There's garbage everywhere from where the little bastards threw their Reece's wrappers on the ground and the dog is licking the remnant chocolate flakes and you try to keep her away, but they're scattered around like mines on a misty Munich morning so you hold the leash taut keeping her nose in the air tiptoeing at a reasonable speed and, "Welp!" the dog cries, alas, she's been hit by a shred of shrapnel from a broken Cobra 40 oz. bottle probably heaved by some stumbling drunk who sucked at the empty vessel for fifteen minutes before realizing that he'd have to bum another three dollars off of some fresh, wool-wearing walkers and now she's hobbling on three legs pitifully with little dabs of blood painting the sidewalk every few feet.

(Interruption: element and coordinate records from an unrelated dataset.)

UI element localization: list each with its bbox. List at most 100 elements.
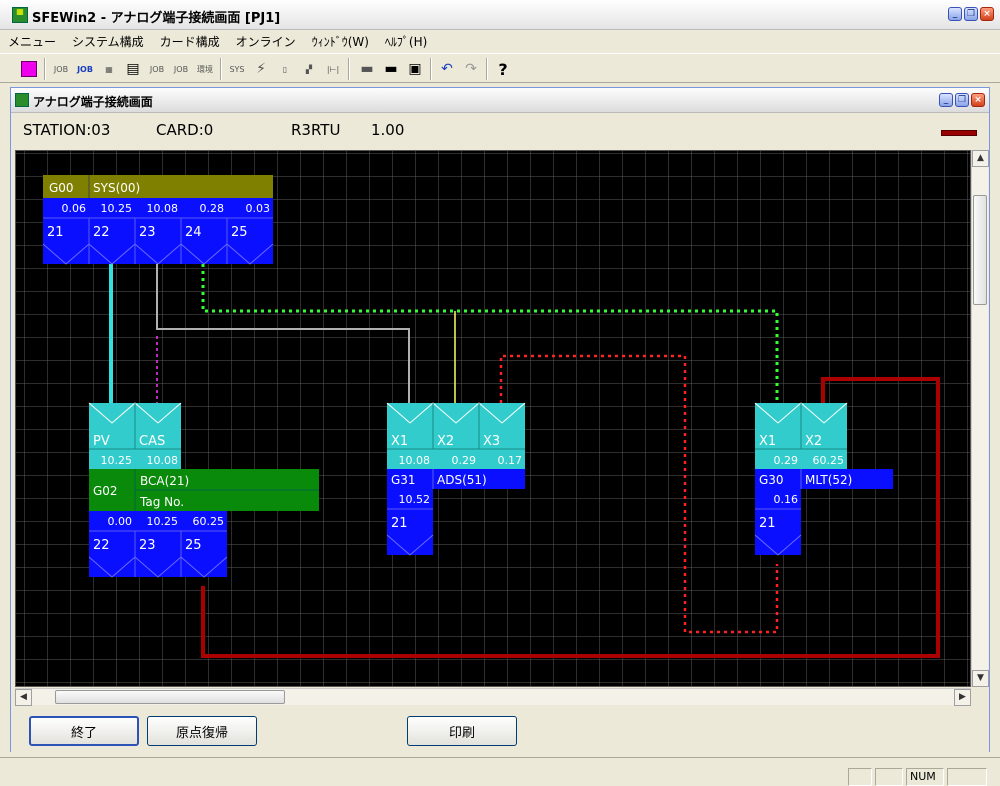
g00-terminal-24[interactable]: 24 [185, 225, 202, 240]
exit-button[interactable]: 終了 [29, 716, 139, 746]
env-settings-icon[interactable]: 環境 [194, 58, 216, 80]
menu-help[interactable]: ﾍﾙﾌﾟ(H) [377, 31, 435, 52]
minimize-button[interactable]: _ [948, 7, 962, 21]
g31-input-x1[interactable]: X1 [391, 434, 408, 449]
g00-value-24: 0.28 [200, 202, 225, 215]
g30-terminal-21[interactable]: 21 [759, 516, 776, 531]
print-button[interactable]: 印刷 [407, 716, 517, 746]
reset-origin-button[interactable]: 原点復帰 [147, 716, 257, 746]
g02-terminal-23[interactable]: 23 [139, 538, 156, 553]
close-button[interactable]: × [980, 7, 994, 21]
scroll-down-button[interactable]: ▼ [972, 670, 989, 687]
menu-window[interactable]: ｳｨﾝﾄﾞｳ(W) [304, 31, 377, 52]
sys-icon[interactable]: SYS [226, 58, 248, 80]
window-title: SFEWin2 - アナログ端子接続画面 [PJ1] [32, 11, 281, 26]
document-icon[interactable]: ▤ [122, 58, 144, 80]
lightning-icon[interactable]: ⚡ [250, 58, 272, 80]
g30-input-x2[interactable]: X2 [805, 434, 822, 449]
job-download-icon[interactable]: JOB [170, 58, 192, 80]
g02-input-pv[interactable]: PV [93, 434, 110, 449]
g30-value-21: 0.16 [774, 493, 799, 506]
menu-card-config[interactable]: カード構成 [152, 31, 228, 52]
g02-value-25: 60.25 [193, 515, 225, 528]
g00-terminal-23[interactable]: 23 [139, 225, 156, 240]
toolbar-separator [220, 58, 222, 80]
page-icon[interactable]: ▯ [274, 58, 296, 80]
window-controls: _ ❐ × [948, 7, 994, 21]
monitor-gray-icon[interactable]: ▬ [356, 58, 378, 80]
menu-bar: メニュー システム構成 カード構成 オンライン ｳｨﾝﾄﾞｳ(W) ﾍﾙﾌﾟ(H) [0, 31, 1000, 51]
g30-input-value-x1: 0.29 [774, 454, 799, 467]
g02-terminals-row [89, 531, 227, 577]
scroll-left-button[interactable]: ◀ [15, 689, 32, 706]
job-upload-icon[interactable]: JOB [146, 58, 168, 80]
g31-input-x3[interactable]: X3 [483, 434, 500, 449]
connection-canvas[interactable]: G00 SYS(00) 0.06 10.25 10.08 0.28 0.03 2… [15, 150, 971, 687]
device-icon[interactable]: ▣ [404, 58, 426, 80]
g31-input-x2[interactable]: X2 [437, 434, 454, 449]
help-icon[interactable]: ? [492, 58, 514, 80]
vertical-scroll-thumb[interactable] [973, 195, 987, 305]
g31-name-label: ADS(51) [437, 473, 487, 487]
child-app-icon[interactable] [15, 93, 29, 107]
redo-icon[interactable]: ↷ [460, 58, 482, 80]
g00-terminal-22[interactable]: 22 [93, 225, 110, 240]
status-indicator [941, 130, 977, 136]
color-icon[interactable] [18, 58, 40, 80]
menu-system-config[interactable]: システム構成 [64, 31, 152, 52]
g00-group-label: G00 [49, 181, 74, 195]
child-window-title: アナログ端子接続画面 [33, 95, 153, 109]
scroll-up-button[interactable]: ▲ [972, 150, 989, 167]
child-close-button[interactable]: × [971, 93, 985, 107]
grid-icon[interactable]: ▦ [98, 58, 120, 80]
g02-input-cas[interactable]: CAS [139, 434, 165, 449]
toolbar: JOB JOB ▦ ▤ JOB JOB 環境 SYS ⚡ ▯ ▞ |⊢| ▬ ▬… [0, 53, 1000, 83]
g02-terminal-22[interactable]: 22 [93, 538, 110, 553]
g02-value-23: 10.25 [147, 515, 179, 528]
menu-main[interactable]: メニュー [0, 31, 64, 52]
num-lock-indicator: NUM [906, 768, 944, 786]
undo-icon[interactable]: ↶ [436, 58, 458, 80]
child-minimize-button[interactable]: _ [939, 93, 953, 107]
connection-diagram[interactable]: G00 SYS(00) 0.06 10.25 10.08 0.28 0.03 2… [16, 151, 971, 687]
g30-input-x1[interactable]: X1 [759, 434, 776, 449]
g00-value-23: 10.08 [147, 202, 179, 215]
version-label: 1.00 [371, 121, 405, 139]
app-icon[interactable]: ▦ [12, 7, 28, 23]
g00-value-22: 10.25 [101, 202, 133, 215]
analog-terminal-window: アナログ端子接続画面 _ ❐ × STATION:03 CARD:0 R3RTU… [10, 87, 990, 752]
toolbar-separator [44, 58, 46, 80]
scroll-right-button[interactable]: ▶ [954, 689, 971, 706]
g00-name-label: SYS(00) [93, 181, 140, 195]
g02-terminal-25[interactable]: 25 [185, 538, 202, 553]
vertical-scrollbar[interactable]: ▲ ▼ [971, 150, 989, 687]
model-label: R3RTU [291, 121, 341, 139]
toolbar-separator [430, 58, 432, 80]
block-g00[interactable]: G00 SYS(00) 0.06 10.25 10.08 0.28 0.03 2… [42, 175, 274, 265]
menu-online[interactable]: オンライン [228, 31, 304, 52]
g02-tag-label: Tag No. [139, 495, 184, 509]
title-bar[interactable]: ▦ SFEWin2 - アナログ端子接続画面 [PJ1] _ ❐ × [0, 0, 1000, 30]
job-info-icon[interactable]: JOB [74, 58, 96, 80]
card-label: CARD:0 [156, 121, 214, 139]
g00-value-25: 0.03 [246, 202, 271, 215]
g00-terminal-25[interactable]: 25 [231, 225, 248, 240]
connect-icon[interactable]: ▞ [298, 58, 320, 80]
g00-terminal-21[interactable]: 21 [47, 225, 64, 240]
g02-group-label: G02 [93, 484, 118, 498]
monitor-icon[interactable]: ▬ [380, 58, 402, 80]
terminal-icon[interactable]: |⊢| [322, 58, 344, 80]
g00-header [43, 175, 273, 198]
job-select-icon[interactable]: JOB [50, 58, 72, 80]
child-restore-button[interactable]: ❐ [955, 93, 969, 107]
horizontal-scrollbar[interactable]: ◀ ▶ [15, 688, 971, 706]
status-panel [875, 768, 903, 786]
g02-value-22: 0.00 [108, 515, 133, 528]
g31-terminal-21[interactable]: 21 [391, 516, 408, 531]
restore-button[interactable]: ❐ [964, 7, 978, 21]
toolbar-separator [348, 58, 350, 80]
child-title-bar[interactable]: アナログ端子接続画面 _ ❐ × [11, 88, 989, 113]
g30-input-value-x2: 60.25 [813, 454, 845, 467]
horizontal-scroll-thumb[interactable] [55, 690, 285, 704]
g31-input-value-x2: 0.29 [452, 454, 477, 467]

Finally, entering the gate of your impenetrable stronghold, you tie the dog up to the fence and palm her paw feeling over the slice in her pad and she pants excessively just wanting to drink some water and sleep off the pain. And it's the last option, you have to break into your apartment and you, of course, know which windows aren't locked but after getting the storm window up there's the screen and it's locked and there's the security deposit looming in your mind and you know if you tear the screen out like a raccoon, you'll probably never fix it and the landlord will make you pay seven hundred and eighty dollars for it so, there, a grown man can't break into his own apartment because of a flimsy, weathered grid of shitty screen which didn't even keep the flies out in the summer and you lean against the building, despondently, looking for other ways in but knowing it's all but over. You'll freeze and the dog will bleed out and through the corridor you see the neighbor across the street staring at you and you know he thinks you're mental because he's seen you go in unabated time after time and now, on Halloween no less, you're the ultimate robber standing on a wobbly cabinet debating whether or not to bust the screen out.
So, you come up with a really bright plan of tapping on the neighbors side window and then running around to the front and pounding on the door and then back and forth, back and forth you run and surely the guy has to be loading shotgun shells into his 12-gauge by now and you see his furry little head poke over the curtains in the window checking for hoodlums and you wave frantically and try to smile wide so as not to pose a threat and he smiles when he realizes it's you and it's all just another tally to add to the list of insane things you've done in the past, such as almost burning the apartment down by passing out for three hours with French fries smoking wildly in the oven and the fire alarm ringing followed by fireman kicking in your door and throwing the little charcoals into your sink with the water running wide open. So he lets you in and explains that he didn't have any candy and he thought you were tricker-treaters, but he is waiting on a pizza and he thought that it may have been them but with his bum leg and the fact that he had only ordered the pizza fifteen minutes prior he didn't want to move and you smile just glad to finally have been granted entrance to your palace.
Meanwhile, all the kids were home getting caramel stuck in their teeth.
You're the ultimate robber-descript...love that. For sure this prose is a TREAT, Daniel.